A little background on how the diagnosis happened.
When I was in high school, the curriculum was one of those abstinence-based ones where the basic upshot was that if you had sex, you were almost certainly going to get pregnant (or an STI). Using condoms was good, but they weren’t very reliable and you would probably still get pregnant. Birth control pills were better, but lots of people forgot to take them and some things like antibiotics could make them less effective, plus you had to plan ahead that you were going to have sex – not just have an “oops” moment – and so you’d probably still get pregnant.

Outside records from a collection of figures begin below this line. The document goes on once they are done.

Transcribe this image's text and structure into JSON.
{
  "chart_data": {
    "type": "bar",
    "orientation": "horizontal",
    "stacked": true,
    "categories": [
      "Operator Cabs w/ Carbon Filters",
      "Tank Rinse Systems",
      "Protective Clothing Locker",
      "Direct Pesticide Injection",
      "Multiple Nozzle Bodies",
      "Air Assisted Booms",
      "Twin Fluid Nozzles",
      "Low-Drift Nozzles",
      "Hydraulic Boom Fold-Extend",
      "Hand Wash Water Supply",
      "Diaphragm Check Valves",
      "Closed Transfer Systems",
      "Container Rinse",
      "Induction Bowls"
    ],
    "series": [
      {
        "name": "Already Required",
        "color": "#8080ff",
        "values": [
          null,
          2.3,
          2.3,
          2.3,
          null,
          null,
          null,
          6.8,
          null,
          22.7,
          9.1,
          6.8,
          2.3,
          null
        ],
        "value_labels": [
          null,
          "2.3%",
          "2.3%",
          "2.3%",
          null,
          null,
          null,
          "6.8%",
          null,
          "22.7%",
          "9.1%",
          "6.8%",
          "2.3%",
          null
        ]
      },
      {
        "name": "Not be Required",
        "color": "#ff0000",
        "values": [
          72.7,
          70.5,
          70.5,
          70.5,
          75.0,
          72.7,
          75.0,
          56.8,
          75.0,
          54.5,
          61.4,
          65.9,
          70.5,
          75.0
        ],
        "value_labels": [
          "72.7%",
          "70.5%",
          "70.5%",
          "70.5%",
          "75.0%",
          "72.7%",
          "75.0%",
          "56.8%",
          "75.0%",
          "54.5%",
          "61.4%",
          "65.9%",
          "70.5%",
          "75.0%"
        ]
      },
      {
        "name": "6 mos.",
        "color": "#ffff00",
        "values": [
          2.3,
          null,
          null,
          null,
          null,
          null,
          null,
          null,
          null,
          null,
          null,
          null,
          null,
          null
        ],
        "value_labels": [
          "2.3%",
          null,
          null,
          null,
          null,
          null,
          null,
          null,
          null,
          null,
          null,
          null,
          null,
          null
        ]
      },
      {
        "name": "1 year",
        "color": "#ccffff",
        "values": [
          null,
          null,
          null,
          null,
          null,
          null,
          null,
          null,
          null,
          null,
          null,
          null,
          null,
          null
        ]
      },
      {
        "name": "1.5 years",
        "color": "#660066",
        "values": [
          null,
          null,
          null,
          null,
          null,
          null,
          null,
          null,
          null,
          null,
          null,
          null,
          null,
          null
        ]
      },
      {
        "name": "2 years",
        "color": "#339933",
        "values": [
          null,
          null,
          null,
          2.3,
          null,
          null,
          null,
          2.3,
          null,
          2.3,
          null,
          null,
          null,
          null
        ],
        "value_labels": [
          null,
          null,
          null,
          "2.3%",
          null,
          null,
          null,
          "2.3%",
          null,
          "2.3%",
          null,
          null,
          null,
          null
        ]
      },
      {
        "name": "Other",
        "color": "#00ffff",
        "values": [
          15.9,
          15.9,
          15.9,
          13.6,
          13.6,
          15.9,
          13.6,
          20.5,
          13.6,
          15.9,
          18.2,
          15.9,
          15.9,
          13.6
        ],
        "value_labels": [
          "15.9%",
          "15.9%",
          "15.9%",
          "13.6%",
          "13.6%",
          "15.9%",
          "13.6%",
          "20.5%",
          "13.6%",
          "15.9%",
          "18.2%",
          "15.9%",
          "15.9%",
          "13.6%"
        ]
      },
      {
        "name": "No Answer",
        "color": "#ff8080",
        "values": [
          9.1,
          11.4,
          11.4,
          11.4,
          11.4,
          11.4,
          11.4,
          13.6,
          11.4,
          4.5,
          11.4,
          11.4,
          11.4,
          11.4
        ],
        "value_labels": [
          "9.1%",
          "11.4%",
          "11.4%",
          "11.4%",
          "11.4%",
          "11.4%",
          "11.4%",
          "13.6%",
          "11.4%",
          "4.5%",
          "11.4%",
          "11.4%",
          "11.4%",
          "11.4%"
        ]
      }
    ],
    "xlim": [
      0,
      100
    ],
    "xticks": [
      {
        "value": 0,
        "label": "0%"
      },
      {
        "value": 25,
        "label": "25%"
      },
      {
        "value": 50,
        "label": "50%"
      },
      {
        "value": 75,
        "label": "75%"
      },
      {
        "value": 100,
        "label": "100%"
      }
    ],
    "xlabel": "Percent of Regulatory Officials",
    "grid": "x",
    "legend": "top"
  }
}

Fortunately age, common sense, and nursing school all intervened so that I eventually recognized that there were fairly reliable methods of birth control out there (I have a BA in English, then went back to school for my RN later). When we got married, my husband and I were nowhere near ready for a baby, but after around 7 years of marriage we decided we had met most of our other short-term goals and were ready to focus on having children. Despite all my knowledge about fertility, one note from that high school sex-education class continued to ring through my brain: getting pregnant will happen if you’re having sex.
I chucked my birth control, and type-A perfectionist that I am, I made sure to read reliable articles about getting pregnant, started taking prenatal vitamins, and swore off all caffeine and alcohol. I mentioned to husband that maybe he should start wearing boxers, and we made sure stuff happened around what I calculated to be my fertile times. I mean, some of the articles had mentioned it could take up to a year for normal, healthy couples to get pregnant, but damn it, I had managed a 4.0 GPA in nursing school and I was prepared. It was going to happen.
Then it didn’t. The first month’s cycle was 26 days or thereabouts. I had sort of hoped that we’d be one of those “we weren’t even really trying” couples, but I understood that the odds of getting pregnant were around 20% in a given month as long as intercourse was timed correctly. So that meant it was an 80% chance that we wouldn’t hit the jackpot, and I was okay with that. We’d try again next month.
Except that then I started the never-ending period. I mean, I spotted. I bled. I cramped for 2 weeks. I had about three days without blood, and then the spotting/bleeding/cramping started again and continued pretty much unabated for about 3 more weeks. I was having mind-melting hormonal mood-swings that left me alternately incredibly depressed and then snapping or having evil thoughts at pretty much everyone around me.
So I did what most people do in this day and age and consulted Dr. Google. Which is to say, I googled every symptom and worked on ferreting out the few good bits of information I could find amidst the torrent of other crap. As a nurse, I can’t diagnose, but I am pretty good at looking at information and knowing if it’s reasonably reliable (written by an MD, DO, NP or RN, consistent with basic medical facts, using reliable studies from peer reviewed journals – these are all good signs). Slowly but surely, I confirmed that what I was experiencing wasn’t normal, wasn’t something that happened to plenty of people getting off birth control, and probably ought to be checked out. I confirmed this by talking with a nurse from my OB/GYN office, who set me up with an appointment with my regular physician.
Dr. A is a great guy and I’ve always felt confident in him as a physician. He didn’t let me down, either. He listened, was appropriately empathetic, helpful, and checked out my symptoms, did a thorough exam, and admitted he was a little surprised by all the bleeding I’d been having. We decided on a month of low-dose birth control to see if that helped my body calm down a little, and then would go from there. I left the appointment hopeful that things were going to get back on track and work normally from here on out. But of course, that wasn’t going to happen.